Three appeals of the Ostrander Point ERT decision
Right at the August 2nd deadline, three appeals were launched against the recent decisions of the Environmental Review Tribunal relating to Ostrander Point. The first two were by Ostrander Point Wind Energy LP (alias Gilead Power) and the Ministry of the Environment (MOE) respectively against the Tribunal’s decision, sought by Prince Edward County Field Naturalists (PECFN), to disallow 9 wind turbines on the grounds of serious and irreversible harm to Blanding’s Turtles, an endangered species. The third, by the Alliance to Protect Prince Edward County (APPEC) appeals the Tribunal’s decision dismissing APPEC’s claim that the turbines would cause serious harm to human health.
Dealing with them in reverse order, the APPEC appeal was to be expected, given the evidence provided by several witnesses, described as “credible” by the Tribunal, of serious health problems suffered in close proximity to existing Ontario wind factories and the linking of those problems to the operation of turbines by outstanding medical experts.
The appeal by Gilead Power was also to be expected; it has invested considerable time and resources on its own behalf and for its major investor to secure an above average, Ontario Government (read taxpayer) guaranteed, return over a minimum 20 year period and can afford to retain one of the largest and most expensive of Canadian law firms.
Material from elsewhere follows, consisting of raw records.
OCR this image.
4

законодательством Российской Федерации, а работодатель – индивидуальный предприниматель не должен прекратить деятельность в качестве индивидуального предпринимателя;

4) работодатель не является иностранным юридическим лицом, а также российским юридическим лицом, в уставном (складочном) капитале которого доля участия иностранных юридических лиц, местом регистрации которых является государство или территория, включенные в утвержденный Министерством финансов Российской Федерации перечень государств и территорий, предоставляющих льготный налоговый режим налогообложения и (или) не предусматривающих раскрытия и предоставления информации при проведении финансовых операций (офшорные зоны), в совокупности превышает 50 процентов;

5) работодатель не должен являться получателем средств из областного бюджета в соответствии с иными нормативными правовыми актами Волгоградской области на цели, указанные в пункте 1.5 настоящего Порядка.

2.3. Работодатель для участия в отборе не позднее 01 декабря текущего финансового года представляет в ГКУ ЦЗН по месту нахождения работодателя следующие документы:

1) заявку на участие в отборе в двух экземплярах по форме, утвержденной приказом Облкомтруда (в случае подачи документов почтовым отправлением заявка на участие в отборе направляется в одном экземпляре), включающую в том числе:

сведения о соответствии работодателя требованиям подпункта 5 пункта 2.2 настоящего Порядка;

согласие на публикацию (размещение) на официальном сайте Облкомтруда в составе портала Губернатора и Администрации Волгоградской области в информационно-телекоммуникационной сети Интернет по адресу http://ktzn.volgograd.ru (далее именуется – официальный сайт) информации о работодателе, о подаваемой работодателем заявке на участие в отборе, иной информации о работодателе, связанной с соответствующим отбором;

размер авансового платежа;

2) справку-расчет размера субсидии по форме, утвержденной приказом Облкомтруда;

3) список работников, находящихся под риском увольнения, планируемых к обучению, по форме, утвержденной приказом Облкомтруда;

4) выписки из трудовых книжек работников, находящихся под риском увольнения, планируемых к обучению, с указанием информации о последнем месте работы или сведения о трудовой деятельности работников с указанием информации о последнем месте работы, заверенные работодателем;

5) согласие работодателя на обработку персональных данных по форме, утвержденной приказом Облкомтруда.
If its appeal is successful, it is claiming costs from PECFN, a small not-for-profit which totally depends on the generosity mostly of individual County residents.
The appeal by MOE could not likely have occurred without approval from the Ontario government of which it is a part, specifically of the Cabinet which includes the Premier. It is unlikely that any Ministry or Minister would act on its or his/her own initiative without such approval on a matter of major delicacy and importance. The only implications to be drawn seem to be that the Premier’s efforts to distance herself from her predecessor and her assurances of more cordial relations and cooperation with rural municipalities on Green Energy Act matters are spent. And let us not forget that the salaries of the MOE lawyers are paid by many of those very taxpayers in opposition to MOE’s position.
There are other troubling aspects about Ostrander Point. The Tribunal was not allowed to hear evidence about the devastating cumulative effects on one of Canada’s major flyways which has existed for millennia from turbines existing or planned on Wolfe Island, Amherst Island, Prince Edward County and the mainland to the east, and offshore when the moratorium is lifted. Nor has the Ministry of Natural Resources, the owner of Ostrander Point in trust for Ontario residents, disclosed exactly how much payment it will receive each year from Gilead for each of the nine turbines. And is there not a conflict of interest in one Ministry issuing a permit to Gilead to erect turbines which would facilitate the receipt by a sister Ministry of such payments? And then exacerbating the initial conflict by appealing?
In the world of the Green Energy Act, democracy is paid but lip service. The only prospective ray of light at the moment is that the appeals are to the Divisional Court of the Superior Court of Ontario on alleged “points of law”. Superior Court judges are of a high calibre, federally appointed and completely independent.